Medical education encompasses formal instruction alongside unspoken lessons absorbed through daily observations of clinical practice. This autoethnography explores my experiences as a UK medical student, focusing on how the hidden curriculum has influenced my emerging professional identity. Drawing on encounters with hierarchy and team dynamics, I examine tensions between taught ideals and observed realities. These reflections connect personal observations to wider themes in medical education literature, highlighting implications for empathy, belonging and future practice.
Observing Hierarchy in Clinical Settings
During early placements in a large NHS teaching hospital, I noticed how junior doctors deferred to consultants without question during ward rounds. This pattern was never addressed in lectures on teamwork or professionalism. One morning, a registrar hesitated to question a senior decision on patient management, and the atmosphere shifted noticeably. Such moments taught me that hierarchy often overrides open dialogue, even when patient safety might benefit from challenge. Literature describes this as a core element of the hidden curriculum, where power structures shape behaviour more than formal guidelines (Hafferty, 1998). Reflecting on this, I began to question my own assumptions about collaborative care, realising that professional identity formation involves navigating unspoken rules rather than simply applying textbook knowledge.

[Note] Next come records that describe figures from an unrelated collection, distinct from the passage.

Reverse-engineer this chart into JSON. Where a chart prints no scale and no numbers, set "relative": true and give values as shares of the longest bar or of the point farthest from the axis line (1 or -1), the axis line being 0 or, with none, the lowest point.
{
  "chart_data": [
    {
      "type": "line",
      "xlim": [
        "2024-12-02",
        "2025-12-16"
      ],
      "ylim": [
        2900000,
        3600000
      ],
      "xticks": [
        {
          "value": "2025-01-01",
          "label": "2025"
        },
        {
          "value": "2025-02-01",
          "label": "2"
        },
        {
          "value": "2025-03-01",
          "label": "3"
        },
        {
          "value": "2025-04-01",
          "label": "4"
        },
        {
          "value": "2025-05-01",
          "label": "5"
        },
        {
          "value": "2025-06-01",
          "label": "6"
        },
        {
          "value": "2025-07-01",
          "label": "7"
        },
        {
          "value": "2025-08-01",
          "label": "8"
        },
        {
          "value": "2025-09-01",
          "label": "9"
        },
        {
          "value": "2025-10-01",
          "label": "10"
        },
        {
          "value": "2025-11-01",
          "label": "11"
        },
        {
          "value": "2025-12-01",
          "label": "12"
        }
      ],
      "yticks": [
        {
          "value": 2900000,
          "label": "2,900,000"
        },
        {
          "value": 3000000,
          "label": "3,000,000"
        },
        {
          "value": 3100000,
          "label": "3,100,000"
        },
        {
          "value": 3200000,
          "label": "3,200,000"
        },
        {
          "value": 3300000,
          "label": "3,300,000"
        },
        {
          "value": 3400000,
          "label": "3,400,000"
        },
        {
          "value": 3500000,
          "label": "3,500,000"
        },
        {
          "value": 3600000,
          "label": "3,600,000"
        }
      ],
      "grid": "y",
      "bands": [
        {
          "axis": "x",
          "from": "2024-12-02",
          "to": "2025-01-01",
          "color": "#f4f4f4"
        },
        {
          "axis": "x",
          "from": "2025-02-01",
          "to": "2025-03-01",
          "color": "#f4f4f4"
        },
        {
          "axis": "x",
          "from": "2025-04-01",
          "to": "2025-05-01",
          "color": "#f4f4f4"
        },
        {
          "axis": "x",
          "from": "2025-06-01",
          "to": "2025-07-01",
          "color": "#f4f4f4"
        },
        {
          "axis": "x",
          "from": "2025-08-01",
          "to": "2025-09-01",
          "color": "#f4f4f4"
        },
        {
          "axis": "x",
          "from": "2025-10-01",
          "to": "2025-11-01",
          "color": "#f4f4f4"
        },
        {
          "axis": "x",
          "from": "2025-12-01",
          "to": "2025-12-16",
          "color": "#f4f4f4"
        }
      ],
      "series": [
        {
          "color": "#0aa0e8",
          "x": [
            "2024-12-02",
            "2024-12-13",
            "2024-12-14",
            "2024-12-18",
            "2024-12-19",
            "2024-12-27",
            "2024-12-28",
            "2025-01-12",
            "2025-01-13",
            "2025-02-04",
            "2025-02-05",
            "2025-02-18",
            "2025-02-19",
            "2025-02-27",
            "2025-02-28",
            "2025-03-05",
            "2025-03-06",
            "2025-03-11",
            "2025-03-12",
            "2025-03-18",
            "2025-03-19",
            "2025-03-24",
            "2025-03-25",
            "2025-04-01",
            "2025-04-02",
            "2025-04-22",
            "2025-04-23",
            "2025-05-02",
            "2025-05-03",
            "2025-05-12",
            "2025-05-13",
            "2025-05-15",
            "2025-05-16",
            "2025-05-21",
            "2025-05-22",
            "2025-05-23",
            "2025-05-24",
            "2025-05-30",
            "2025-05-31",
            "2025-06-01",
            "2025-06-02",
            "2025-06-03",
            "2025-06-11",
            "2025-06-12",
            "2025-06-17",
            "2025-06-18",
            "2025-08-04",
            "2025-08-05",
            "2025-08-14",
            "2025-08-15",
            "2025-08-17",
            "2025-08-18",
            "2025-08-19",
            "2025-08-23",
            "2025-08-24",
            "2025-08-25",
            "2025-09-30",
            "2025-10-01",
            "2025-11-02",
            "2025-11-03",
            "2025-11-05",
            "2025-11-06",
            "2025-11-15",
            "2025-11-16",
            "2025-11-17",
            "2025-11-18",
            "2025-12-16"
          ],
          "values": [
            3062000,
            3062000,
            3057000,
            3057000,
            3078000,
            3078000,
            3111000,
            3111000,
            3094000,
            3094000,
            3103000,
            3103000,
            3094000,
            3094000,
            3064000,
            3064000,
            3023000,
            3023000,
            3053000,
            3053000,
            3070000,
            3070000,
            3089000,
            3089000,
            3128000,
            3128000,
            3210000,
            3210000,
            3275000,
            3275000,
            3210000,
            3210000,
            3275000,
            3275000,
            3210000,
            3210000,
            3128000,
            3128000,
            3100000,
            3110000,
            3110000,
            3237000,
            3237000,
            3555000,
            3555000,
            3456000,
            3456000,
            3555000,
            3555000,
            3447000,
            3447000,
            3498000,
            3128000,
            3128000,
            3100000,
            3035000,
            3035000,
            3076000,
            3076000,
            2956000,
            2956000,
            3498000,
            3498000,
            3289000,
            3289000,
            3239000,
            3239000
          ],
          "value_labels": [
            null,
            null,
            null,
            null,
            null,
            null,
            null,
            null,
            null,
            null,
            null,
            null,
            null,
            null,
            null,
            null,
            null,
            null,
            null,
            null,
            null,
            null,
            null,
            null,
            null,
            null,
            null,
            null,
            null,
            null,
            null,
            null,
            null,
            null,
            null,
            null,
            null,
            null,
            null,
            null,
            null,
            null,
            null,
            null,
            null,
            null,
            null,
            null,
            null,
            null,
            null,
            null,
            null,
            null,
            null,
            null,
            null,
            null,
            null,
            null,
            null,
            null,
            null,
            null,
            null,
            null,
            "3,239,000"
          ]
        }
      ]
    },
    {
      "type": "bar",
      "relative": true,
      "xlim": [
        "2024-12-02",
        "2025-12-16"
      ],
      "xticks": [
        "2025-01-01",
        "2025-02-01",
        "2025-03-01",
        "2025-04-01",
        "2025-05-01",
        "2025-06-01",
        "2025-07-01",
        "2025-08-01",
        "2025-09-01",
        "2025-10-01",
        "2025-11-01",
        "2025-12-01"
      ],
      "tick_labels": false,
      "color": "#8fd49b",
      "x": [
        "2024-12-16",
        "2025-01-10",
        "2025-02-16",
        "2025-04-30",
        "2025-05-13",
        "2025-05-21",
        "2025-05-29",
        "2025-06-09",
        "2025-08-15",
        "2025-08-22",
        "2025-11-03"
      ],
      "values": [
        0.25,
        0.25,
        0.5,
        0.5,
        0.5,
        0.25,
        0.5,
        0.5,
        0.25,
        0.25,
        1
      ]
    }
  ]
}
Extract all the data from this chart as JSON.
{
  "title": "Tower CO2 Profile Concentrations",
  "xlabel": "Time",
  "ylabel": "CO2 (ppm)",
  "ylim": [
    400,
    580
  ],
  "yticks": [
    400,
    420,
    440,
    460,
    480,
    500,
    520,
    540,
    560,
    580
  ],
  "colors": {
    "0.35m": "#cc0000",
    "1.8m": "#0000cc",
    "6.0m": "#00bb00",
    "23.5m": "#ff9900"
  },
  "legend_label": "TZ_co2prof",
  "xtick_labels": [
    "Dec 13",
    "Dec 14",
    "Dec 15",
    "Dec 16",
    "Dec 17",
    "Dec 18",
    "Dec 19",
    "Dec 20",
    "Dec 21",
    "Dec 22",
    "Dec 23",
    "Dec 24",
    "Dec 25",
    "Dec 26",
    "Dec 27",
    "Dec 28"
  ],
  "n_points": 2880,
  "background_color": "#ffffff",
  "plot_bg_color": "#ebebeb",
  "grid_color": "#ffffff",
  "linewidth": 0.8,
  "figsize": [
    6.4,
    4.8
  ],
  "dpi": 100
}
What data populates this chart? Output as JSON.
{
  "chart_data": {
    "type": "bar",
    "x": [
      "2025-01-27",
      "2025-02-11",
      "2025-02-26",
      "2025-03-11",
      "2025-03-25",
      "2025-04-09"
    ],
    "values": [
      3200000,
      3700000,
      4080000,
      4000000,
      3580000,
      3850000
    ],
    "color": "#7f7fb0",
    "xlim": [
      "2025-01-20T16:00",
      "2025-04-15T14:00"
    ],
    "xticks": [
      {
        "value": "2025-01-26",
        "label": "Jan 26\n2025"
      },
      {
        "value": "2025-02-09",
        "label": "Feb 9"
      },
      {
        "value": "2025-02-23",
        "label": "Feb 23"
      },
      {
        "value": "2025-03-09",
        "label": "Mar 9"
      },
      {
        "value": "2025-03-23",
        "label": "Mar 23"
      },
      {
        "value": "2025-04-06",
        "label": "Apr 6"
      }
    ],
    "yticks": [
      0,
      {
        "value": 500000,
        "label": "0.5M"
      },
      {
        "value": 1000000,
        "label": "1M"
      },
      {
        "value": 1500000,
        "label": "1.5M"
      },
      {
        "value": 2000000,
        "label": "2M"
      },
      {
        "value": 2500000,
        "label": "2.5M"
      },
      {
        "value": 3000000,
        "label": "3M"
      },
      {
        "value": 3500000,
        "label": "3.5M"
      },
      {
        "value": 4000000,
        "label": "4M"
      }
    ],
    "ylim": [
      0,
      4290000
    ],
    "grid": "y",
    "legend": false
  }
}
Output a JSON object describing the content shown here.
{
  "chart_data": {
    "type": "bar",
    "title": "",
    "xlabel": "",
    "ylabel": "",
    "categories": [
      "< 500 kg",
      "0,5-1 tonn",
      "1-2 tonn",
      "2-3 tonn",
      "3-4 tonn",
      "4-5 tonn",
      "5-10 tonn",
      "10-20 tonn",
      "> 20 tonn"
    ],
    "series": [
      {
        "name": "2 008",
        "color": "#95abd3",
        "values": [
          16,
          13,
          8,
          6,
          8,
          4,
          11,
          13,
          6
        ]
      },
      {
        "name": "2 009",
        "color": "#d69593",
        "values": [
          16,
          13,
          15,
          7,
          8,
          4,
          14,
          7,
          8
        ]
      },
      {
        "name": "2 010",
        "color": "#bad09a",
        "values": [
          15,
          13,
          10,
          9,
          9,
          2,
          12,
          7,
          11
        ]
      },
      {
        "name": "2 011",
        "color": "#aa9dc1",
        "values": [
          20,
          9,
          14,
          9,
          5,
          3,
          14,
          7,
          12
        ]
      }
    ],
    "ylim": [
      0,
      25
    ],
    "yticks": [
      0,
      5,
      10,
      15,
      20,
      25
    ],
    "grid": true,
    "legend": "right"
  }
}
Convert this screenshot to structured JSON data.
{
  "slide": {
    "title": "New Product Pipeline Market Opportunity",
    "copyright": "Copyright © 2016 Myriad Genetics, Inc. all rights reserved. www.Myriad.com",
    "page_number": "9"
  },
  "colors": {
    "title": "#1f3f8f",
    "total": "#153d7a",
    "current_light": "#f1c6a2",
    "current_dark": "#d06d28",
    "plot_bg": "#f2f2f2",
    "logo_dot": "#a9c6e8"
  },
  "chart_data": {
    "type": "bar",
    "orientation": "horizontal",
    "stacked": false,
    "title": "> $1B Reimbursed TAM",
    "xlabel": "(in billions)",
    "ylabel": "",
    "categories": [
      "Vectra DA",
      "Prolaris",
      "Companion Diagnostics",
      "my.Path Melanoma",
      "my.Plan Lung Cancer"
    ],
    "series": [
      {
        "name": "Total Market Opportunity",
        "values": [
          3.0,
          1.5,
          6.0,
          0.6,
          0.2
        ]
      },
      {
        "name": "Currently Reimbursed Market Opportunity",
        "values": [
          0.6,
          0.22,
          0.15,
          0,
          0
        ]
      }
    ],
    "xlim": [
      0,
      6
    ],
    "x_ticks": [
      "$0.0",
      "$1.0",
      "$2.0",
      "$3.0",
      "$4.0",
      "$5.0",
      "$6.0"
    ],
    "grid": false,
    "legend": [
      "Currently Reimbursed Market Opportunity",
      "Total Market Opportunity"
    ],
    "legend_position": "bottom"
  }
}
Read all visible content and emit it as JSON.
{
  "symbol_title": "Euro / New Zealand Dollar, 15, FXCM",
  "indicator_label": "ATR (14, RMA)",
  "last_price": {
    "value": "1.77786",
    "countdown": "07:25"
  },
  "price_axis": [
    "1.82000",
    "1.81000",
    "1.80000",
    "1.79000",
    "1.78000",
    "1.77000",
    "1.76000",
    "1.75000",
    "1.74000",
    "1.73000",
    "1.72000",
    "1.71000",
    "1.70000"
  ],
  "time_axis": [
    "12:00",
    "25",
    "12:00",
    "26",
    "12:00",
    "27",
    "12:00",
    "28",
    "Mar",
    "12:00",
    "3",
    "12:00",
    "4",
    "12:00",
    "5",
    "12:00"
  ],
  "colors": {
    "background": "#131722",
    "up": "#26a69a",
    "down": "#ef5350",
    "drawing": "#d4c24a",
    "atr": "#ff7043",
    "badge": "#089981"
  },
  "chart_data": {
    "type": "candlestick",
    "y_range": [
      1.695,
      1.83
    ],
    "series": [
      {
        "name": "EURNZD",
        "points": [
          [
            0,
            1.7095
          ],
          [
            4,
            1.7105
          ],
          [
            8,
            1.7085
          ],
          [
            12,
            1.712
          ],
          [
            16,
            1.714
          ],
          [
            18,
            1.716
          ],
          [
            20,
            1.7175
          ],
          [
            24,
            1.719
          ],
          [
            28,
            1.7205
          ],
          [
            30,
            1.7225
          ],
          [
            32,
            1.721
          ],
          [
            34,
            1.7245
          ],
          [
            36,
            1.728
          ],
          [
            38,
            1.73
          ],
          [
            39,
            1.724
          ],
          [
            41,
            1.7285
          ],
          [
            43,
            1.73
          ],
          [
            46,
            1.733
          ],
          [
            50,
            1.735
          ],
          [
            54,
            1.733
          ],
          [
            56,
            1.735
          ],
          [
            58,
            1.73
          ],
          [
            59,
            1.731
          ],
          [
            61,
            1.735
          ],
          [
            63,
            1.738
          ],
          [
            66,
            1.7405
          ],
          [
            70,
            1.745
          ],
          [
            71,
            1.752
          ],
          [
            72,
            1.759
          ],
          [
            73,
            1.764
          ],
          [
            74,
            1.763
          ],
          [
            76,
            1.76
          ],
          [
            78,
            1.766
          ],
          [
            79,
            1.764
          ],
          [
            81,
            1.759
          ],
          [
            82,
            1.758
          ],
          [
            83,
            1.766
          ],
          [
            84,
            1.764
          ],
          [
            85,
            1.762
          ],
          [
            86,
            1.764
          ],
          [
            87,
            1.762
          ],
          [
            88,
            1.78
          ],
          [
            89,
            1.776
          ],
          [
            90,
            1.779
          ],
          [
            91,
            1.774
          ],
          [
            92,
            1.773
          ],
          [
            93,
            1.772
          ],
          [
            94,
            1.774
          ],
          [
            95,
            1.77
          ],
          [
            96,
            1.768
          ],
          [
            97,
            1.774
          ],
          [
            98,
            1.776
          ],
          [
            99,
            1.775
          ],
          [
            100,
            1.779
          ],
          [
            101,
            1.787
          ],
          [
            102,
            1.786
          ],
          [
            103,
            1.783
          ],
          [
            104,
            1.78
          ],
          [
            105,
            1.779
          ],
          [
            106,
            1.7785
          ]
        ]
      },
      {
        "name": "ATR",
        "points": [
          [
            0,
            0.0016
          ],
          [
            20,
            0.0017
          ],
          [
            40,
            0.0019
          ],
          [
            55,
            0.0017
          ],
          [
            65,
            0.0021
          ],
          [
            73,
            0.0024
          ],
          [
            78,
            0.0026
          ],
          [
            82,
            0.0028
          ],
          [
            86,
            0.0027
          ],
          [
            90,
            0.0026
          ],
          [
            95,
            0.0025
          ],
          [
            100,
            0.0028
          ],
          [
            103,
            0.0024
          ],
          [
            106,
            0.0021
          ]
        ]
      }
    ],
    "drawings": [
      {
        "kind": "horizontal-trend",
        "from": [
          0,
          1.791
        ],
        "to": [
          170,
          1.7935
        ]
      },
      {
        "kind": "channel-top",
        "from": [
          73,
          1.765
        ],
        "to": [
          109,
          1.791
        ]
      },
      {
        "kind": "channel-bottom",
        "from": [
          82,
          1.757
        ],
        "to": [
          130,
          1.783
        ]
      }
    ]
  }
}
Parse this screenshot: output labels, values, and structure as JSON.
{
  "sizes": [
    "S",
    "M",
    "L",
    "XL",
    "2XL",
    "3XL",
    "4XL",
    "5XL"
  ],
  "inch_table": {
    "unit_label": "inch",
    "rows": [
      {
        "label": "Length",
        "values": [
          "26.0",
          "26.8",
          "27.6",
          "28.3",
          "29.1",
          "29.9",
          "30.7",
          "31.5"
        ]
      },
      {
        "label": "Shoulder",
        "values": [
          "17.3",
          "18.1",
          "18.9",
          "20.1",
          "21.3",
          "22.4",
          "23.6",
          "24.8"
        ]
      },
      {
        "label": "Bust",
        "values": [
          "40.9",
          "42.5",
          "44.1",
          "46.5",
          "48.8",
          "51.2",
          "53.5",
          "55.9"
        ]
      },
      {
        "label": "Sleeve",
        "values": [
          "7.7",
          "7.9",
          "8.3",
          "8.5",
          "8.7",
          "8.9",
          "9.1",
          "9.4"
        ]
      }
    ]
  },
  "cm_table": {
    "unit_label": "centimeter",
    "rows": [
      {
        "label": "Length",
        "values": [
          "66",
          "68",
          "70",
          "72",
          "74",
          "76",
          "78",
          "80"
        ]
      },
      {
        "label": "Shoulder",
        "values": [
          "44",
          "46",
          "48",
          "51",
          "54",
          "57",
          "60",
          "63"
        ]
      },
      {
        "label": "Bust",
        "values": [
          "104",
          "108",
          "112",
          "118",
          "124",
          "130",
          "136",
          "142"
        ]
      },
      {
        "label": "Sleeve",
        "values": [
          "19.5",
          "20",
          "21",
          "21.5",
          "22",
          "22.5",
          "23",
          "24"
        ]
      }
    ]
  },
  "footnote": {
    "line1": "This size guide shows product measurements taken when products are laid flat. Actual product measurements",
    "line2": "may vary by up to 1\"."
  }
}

Encounters with Empathy and Emotional Expression
Another layer emerged through staff interactions with distressed patients. Formal teaching emphasises patient-centred communication and sustained empathy. Yet I observed colleagues adopting brisk, detached tones after long shifts, sometimes referring to patients by bed numbers rather than names. These behaviours appeared normalised, particularly in high-pressure environments. Hafferty and Franks (1994) note that such patterns can erode empathetic responses over time, creating dissonance between explicit curriculum aims and workplace culture. My initial discomfort prompted me to consider whether resilience training inadvertently encourages emotional distancing. This experience challenged my understanding of medicine as inherently caring, instead revealing resilience often as a performance shaped by institutional demands.
Shaping Belonging and Professional Identity
These observations influenced my sense of belonging within the profession. Informal conversations in the doctors’ mess frequently highlighted burnout and the expectation of stoicism, reinforcing a culture where admitting vulnerability feels risky. I noticed female trainees sometimes receiving different feedback styles, comments focusing more on demeanour than clinical decisions. Such subtle differences align with research on how hidden curricula perpetuate inequities around gender and diversity (Lempp and Seale, 2004). Consequently, my professional identity has developed cautiously, balancing aspiration toward patient-centred ideals with awareness of the cultural barriers that may hinder them. This process has encouraged greater self-reflection on how I might contribute to more inclusive team environments in future roles.
Implications for Future Practice
The hidden curriculum has therefore taught me lessons extending beyond clinical competence. It underscores the importance of recognising informal influences on attitudes and behaviours. While inspiring examples of compassionate leadership also appeared, the prevailing patterns suggest a need for structured opportunities to discuss these hidden messages. Such awareness supports ongoing development of a professional identity rooted in authenticity rather than conformity alone.
Conclusion
In summary, my medical education experiences illustrate how the hidden curriculum shapes values around hierarchy, empathy and belonging more powerfully than explicit instruction. These reflections demonstrate the value of autoethnographic approaches in bridging personal encounters with broader educational issues. Future doctors benefit from critically examining these influences to foster environments that align practice with stated professional standards.
References
- Hafferty, F.W. (1998) Beyond curriculum reform: confronting medicine’s hidden curriculum. Academic Medicine, 73(4), pp. 403-407.
- Hafferty, F.W. and Franks, R. (1994) The hidden curriculum, ethics teaching, and the structure of medical education. Academic Medicine, 69(11), pp. 861-871.
- Lempp, H. and Seale, C. (2004) The hidden curriculum in undergraduate medical education: qualitative study of medical students’ perceptions of teaching. British Medical Journal, 329(7469), pp. 770-773.